Exit le consommateur passif du siècle dernier, soumis aux règles des marques et des fabricants. Exit le pouvoir d’achat, commué en pouvoir de choix et de décision. La consommation collaborative et ses vertus de partage ont singulièrement changé les règles et les enjeux. 

L’âge de la surconsommation s’achève avec l’avènement de l’économie collaborative et de son pendant : le shopping collaboratif. Les adeptes de plus en plus nombreux de sites d’échange ou de revente ont intégré le principe du consommateur « propriétaire temporaire de ses biens » et d’une seconde vie possible pour un grand nombre de produits de consommation. Dans sa vision du 3e âge, Jeremy Rifkin, l’essayiste prospectif qui murmure à l’oreille des puissants, avait anticipé la fin de la propriété et combien la révolution digitale accélérerait ce bouleversement sociétal... Nous y voilà.   

Nouvelles consommations

Cette fin de la propriété voit aussi l’émergence d’une nouvelle grammaire sociale qui s’accorde davantage à l’humain.
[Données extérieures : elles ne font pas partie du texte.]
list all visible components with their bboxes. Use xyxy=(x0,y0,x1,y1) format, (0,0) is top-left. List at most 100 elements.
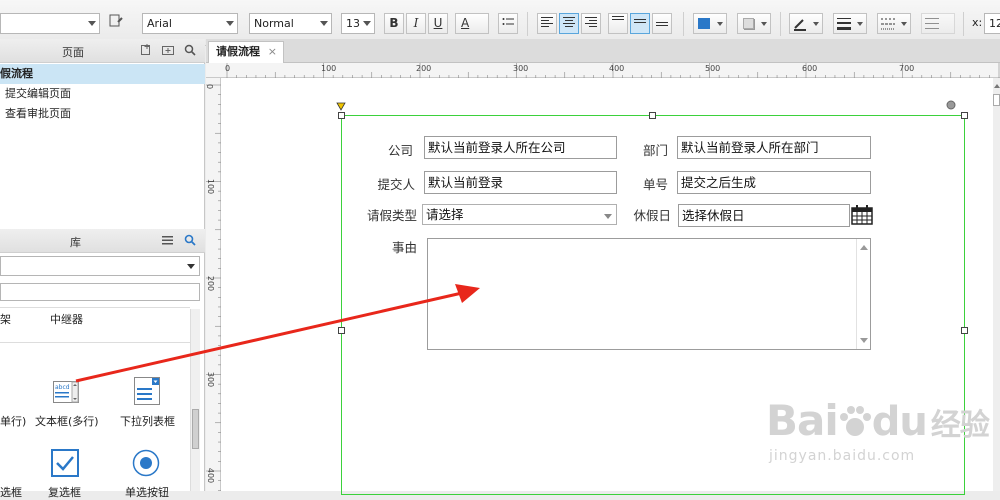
resize-handle[interactable] xyxy=(338,112,345,119)
library-select[interactable] xyxy=(0,256,200,276)
editor-tabs: 请假流程 × xyxy=(206,39,1000,63)
library-panel-header: 库 xyxy=(0,229,205,253)
ruler-v-label: 200 xyxy=(206,275,216,292)
pages-panel-header: 页面 xyxy=(0,39,205,63)
align-center-button[interactable] xyxy=(559,13,579,34)
widget-label-repeater[interactable]: 中继器 xyxy=(50,311,83,327)
reason-textarea[interactable] xyxy=(427,238,871,350)
ruler-v-label: 300 xyxy=(206,371,216,388)
font-family-select[interactable]: Arial xyxy=(142,13,238,34)
ruler-h-label: 600 xyxy=(802,64,818,73)
pages-panel: 页面 假流程 提交编辑页面 查看审批页面 xyxy=(0,39,205,229)
ruler-h-label: 500 xyxy=(705,64,721,73)
leave-day-field[interactable]: 选择休假日 xyxy=(678,204,850,227)
coord-x-input[interactable]: 12 xyxy=(984,13,1000,34)
ruler-v-label: 400 xyxy=(206,467,216,484)
company-label: 公司 xyxy=(387,143,413,158)
ruler-h-label: 0 xyxy=(225,64,231,73)
watermark-logo: Bai du 经验 xyxy=(766,396,990,445)
department-label: 部门 xyxy=(642,143,668,158)
style-select[interactable] xyxy=(0,13,100,34)
font-size-select[interactable]: 13 xyxy=(341,13,375,34)
watermark-url: jingyan.baidu.com xyxy=(769,448,916,464)
library-panel: 库 架 中继器 abcd 单行) 文本框(多行) 下拉列表框 选框 复选框 单选… xyxy=(0,229,205,499)
ruler-h-label: 400 xyxy=(609,64,625,73)
line-color-button[interactable] xyxy=(789,13,823,34)
calendar-icon[interactable] xyxy=(851,205,873,225)
valign-middle-button[interactable] xyxy=(630,13,650,34)
ruler-h-label: 300 xyxy=(513,64,529,73)
radio-button-icon[interactable] xyxy=(132,449,160,480)
tree-item-submit-edit-page[interactable]: 提交编辑页面 xyxy=(0,84,205,104)
ruler-v-label: 100 xyxy=(206,178,216,195)
widget-label-multiline-textbox[interactable]: 文本框(多行) xyxy=(35,413,99,429)
shadow-button[interactable] xyxy=(737,13,771,34)
underline-button[interactable]: U xyxy=(428,13,448,34)
leave-type-label: 请假类型 xyxy=(366,208,417,223)
resize-handle[interactable] xyxy=(961,112,968,119)
resize-handle[interactable] xyxy=(338,327,345,334)
widget-label-radio[interactable]: 单选按钮 xyxy=(125,484,169,500)
align-left-button[interactable] xyxy=(537,13,557,34)
align-right-button[interactable] xyxy=(581,13,601,34)
chevron-down-icon xyxy=(604,214,612,219)
tree-item-leave-process[interactable]: 假流程 xyxy=(0,64,205,84)
line-width-button[interactable] xyxy=(833,13,867,34)
menu-icon[interactable] xyxy=(162,234,174,246)
bullet-list-button[interactable] xyxy=(498,13,518,34)
search-icon[interactable] xyxy=(184,44,196,56)
anchor-marker-icon[interactable] xyxy=(336,102,346,112)
widget-label-checkbox[interactable]: 复选框 xyxy=(48,484,81,500)
checkbox-icon[interactable] xyxy=(51,449,79,480)
pages-panel-title: 页面 xyxy=(62,46,84,59)
italic-button[interactable]: I xyxy=(406,13,426,34)
paw-icon xyxy=(839,406,871,436)
widget-label-dropdown-list[interactable]: 下拉列表框 xyxy=(120,413,175,429)
library-search-input[interactable] xyxy=(0,283,200,301)
design-canvas[interactable]: 公司 默认当前登录人所在公司 部门 默认当前登录人所在部门 提交人 默认当前登录… xyxy=(221,78,993,495)
tree-item-view-approval-page[interactable]: 查看审批页面 xyxy=(0,104,205,124)
number-label: 单号 xyxy=(642,177,668,192)
coord-x-label: x: xyxy=(972,16,983,29)
leave-day-label: 休假日 xyxy=(633,208,671,223)
valign-top-button[interactable] xyxy=(608,13,628,34)
resize-handle[interactable] xyxy=(961,327,968,334)
library-search-icon[interactable] xyxy=(184,234,196,246)
format-painter-icon[interactable] xyxy=(106,13,126,34)
widget-label-listbox[interactable]: 选框 xyxy=(0,484,22,500)
tab-leave-process[interactable]: 请假流程 × xyxy=(208,41,284,63)
widget-label-frame[interactable]: 架 xyxy=(0,311,11,327)
canvas-scrollbar[interactable] xyxy=(993,78,1000,491)
resize-handle[interactable] xyxy=(649,112,656,119)
number-field[interactable]: 提交之后生成 xyxy=(677,171,871,194)
bold-button[interactable]: B xyxy=(384,13,404,34)
submitter-label: 提交人 xyxy=(377,177,415,192)
ruler-h-label: 100 xyxy=(321,64,337,73)
department-field[interactable]: 默认当前登录人所在部门 xyxy=(677,136,871,159)
company-field[interactable]: 默认当前登录人所在公司 xyxy=(424,136,617,159)
arrow-style-button[interactable] xyxy=(921,13,955,34)
add-folder-icon[interactable] xyxy=(162,44,174,56)
line-style-button[interactable] xyxy=(877,13,911,34)
add-page-icon[interactable] xyxy=(140,44,152,56)
vertical-ruler: 0 100 200 300 400 xyxy=(205,78,221,491)
fill-color-button[interactable] xyxy=(693,13,727,34)
valign-bottom-button[interactable] xyxy=(652,13,672,34)
tab-close-icon[interactable]: × xyxy=(268,42,277,62)
submitter-field[interactable]: 默认当前登录 xyxy=(424,171,617,194)
multiline-textbox-icon[interactable]: abcd xyxy=(53,381,79,406)
ruler-v-label: 0 xyxy=(205,83,215,90)
ruler-h-label: 700 xyxy=(899,64,915,73)
rotate-handle-icon[interactable] xyxy=(946,100,956,110)
text-color-button[interactable]: A xyxy=(455,13,489,34)
leave-type-select[interactable]: 请选择 xyxy=(422,204,617,225)
widget-label-single-line[interactable]: 单行) xyxy=(0,413,26,429)
textarea-scrollbar[interactable] xyxy=(856,239,870,349)
font-style-select[interactable]: Normal xyxy=(249,13,332,34)
svg-text:abcd: abcd xyxy=(55,384,70,391)
dropdown-list-icon[interactable] xyxy=(134,377,160,408)
library-scrollbar[interactable] xyxy=(190,309,200,491)
reason-label: 事由 xyxy=(391,240,417,255)
ruler-h-label: 200 xyxy=(416,64,432,73)
horizontal-ruler: 0 100 200 300 400 500 600 700 xyxy=(206,63,1000,78)
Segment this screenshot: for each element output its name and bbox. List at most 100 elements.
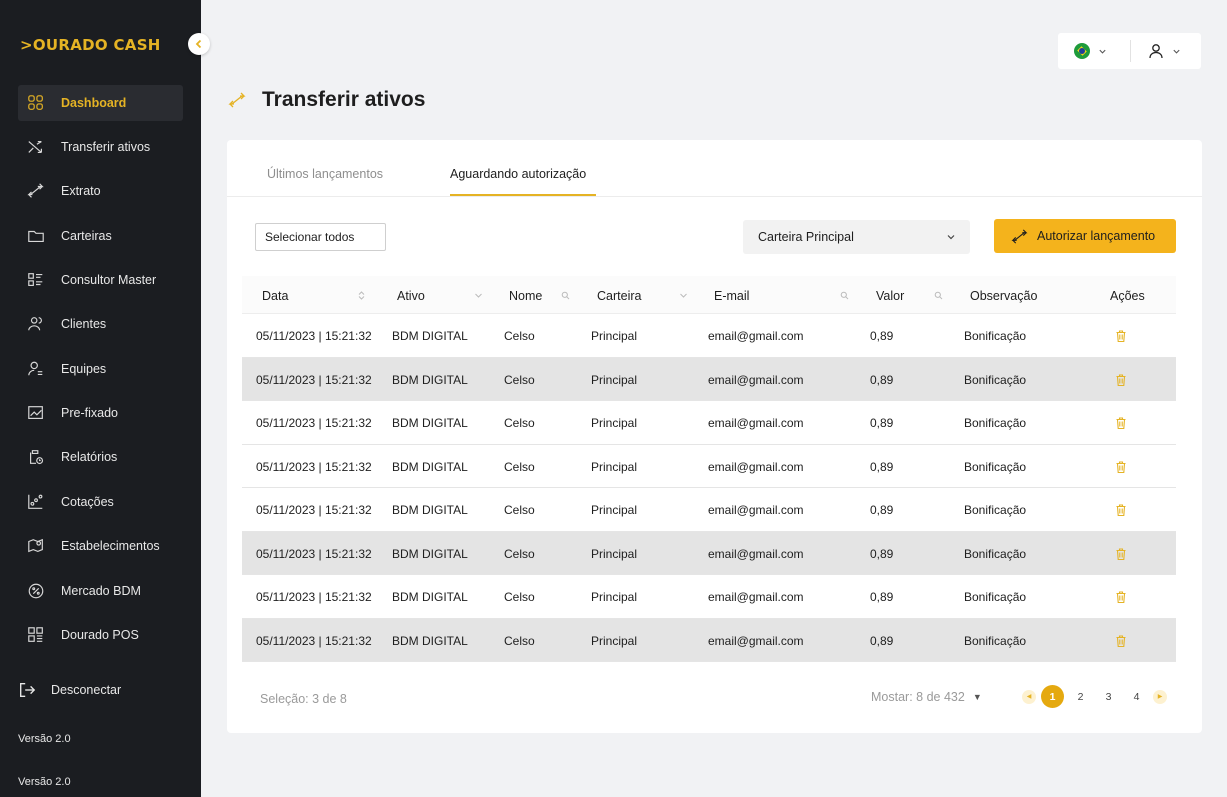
table-row[interactable]: 05/11/2023 | 15:21:32 BDM DIGITAL Celso Pri… [242, 314, 1176, 358]
chevron-down-icon[interactable] [474, 291, 483, 300]
map-pin-icon [26, 536, 46, 556]
sidebar-item-dourado-pos[interactable]: Dourado POS [18, 617, 183, 653]
page-size-selector[interactable]: Mostar: 8 de 432 ▼ [871, 690, 982, 704]
sidebar-item-dashboard[interactable]: Dashboard [18, 85, 183, 121]
chevron-down-icon[interactable] [679, 291, 688, 300]
cell-data: 05/11/2023 | 15:21:32 [256, 372, 372, 387]
cell-carteira: Principal [591, 590, 638, 604]
cell-nome: Celso [504, 590, 535, 604]
trash-icon[interactable] [1114, 416, 1128, 430]
next-page-icon[interactable]: ▶ [1153, 689, 1167, 704]
pagination: ◀ 1 2 3 4 ▶ [1022, 685, 1167, 708]
logout-button[interactable]: Desconectar [18, 680, 121, 700]
page-3[interactable]: 3 [1097, 685, 1120, 708]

Au-delà de la simple revente de biens d’occasion, elle grandit sur des fondements éthiques qui dans le secteur agroalimentaire prennent fait et cause pour les petits producteurs (via le principe de coopératives digitales comme mon-producteur.com), dans la santé militent pour l’accès libre aux publications scientifiques afin d’aider la recherche (le projet cOALition S), dans la culture tendent à la rendre expérience collective via des projets hybrides comme Tonbooktoo.

Livres en partage

Valentine Dubot et Arnaud Poissonnier, les fondateurs de Tonbooktoo, ont imaginé une plateforme de partage qui combine achat, vente, prêt et don de livres. Il suffit pour cela de constituer sa propre bibliothèque digitale en scannant les couvertures des ouvrages mis à disposition sur l’application. Chaque utilisateur peut alors se mettre en relation avec d’autres bibliothèques en fonction de critères géographiques ou affinitaires. Côté pile, donc, du commerce collaboratif qui facilite la circulation de l’objet. Côté face, Tonbooktoo propose un modèle économique non pas transactionnel mais forfaitaire. La plateforme s’est inspirée des bibliothèques municipales et propose une participation modique (19 euros par an) pour un accès illimité. Forts de ce succès, les créateurs projettent de proposer leur solution aux communes désertées par la culture afin de recréer du lien via le livre. « Un village qui n’a pas les moyens de créer sa bibliothèque pourrait ainsi offrir un abonnement Tonbooktoo à ses habitants », précisent-ils. Finalité éthique, les utilisateurs peuvent s’ils le souhaitent reverser tout ou partie de leurs bénéfices à des ONG œuvrant autour du livre. Un nouveau chapitre de la vertu collaborative qui s’ouvre.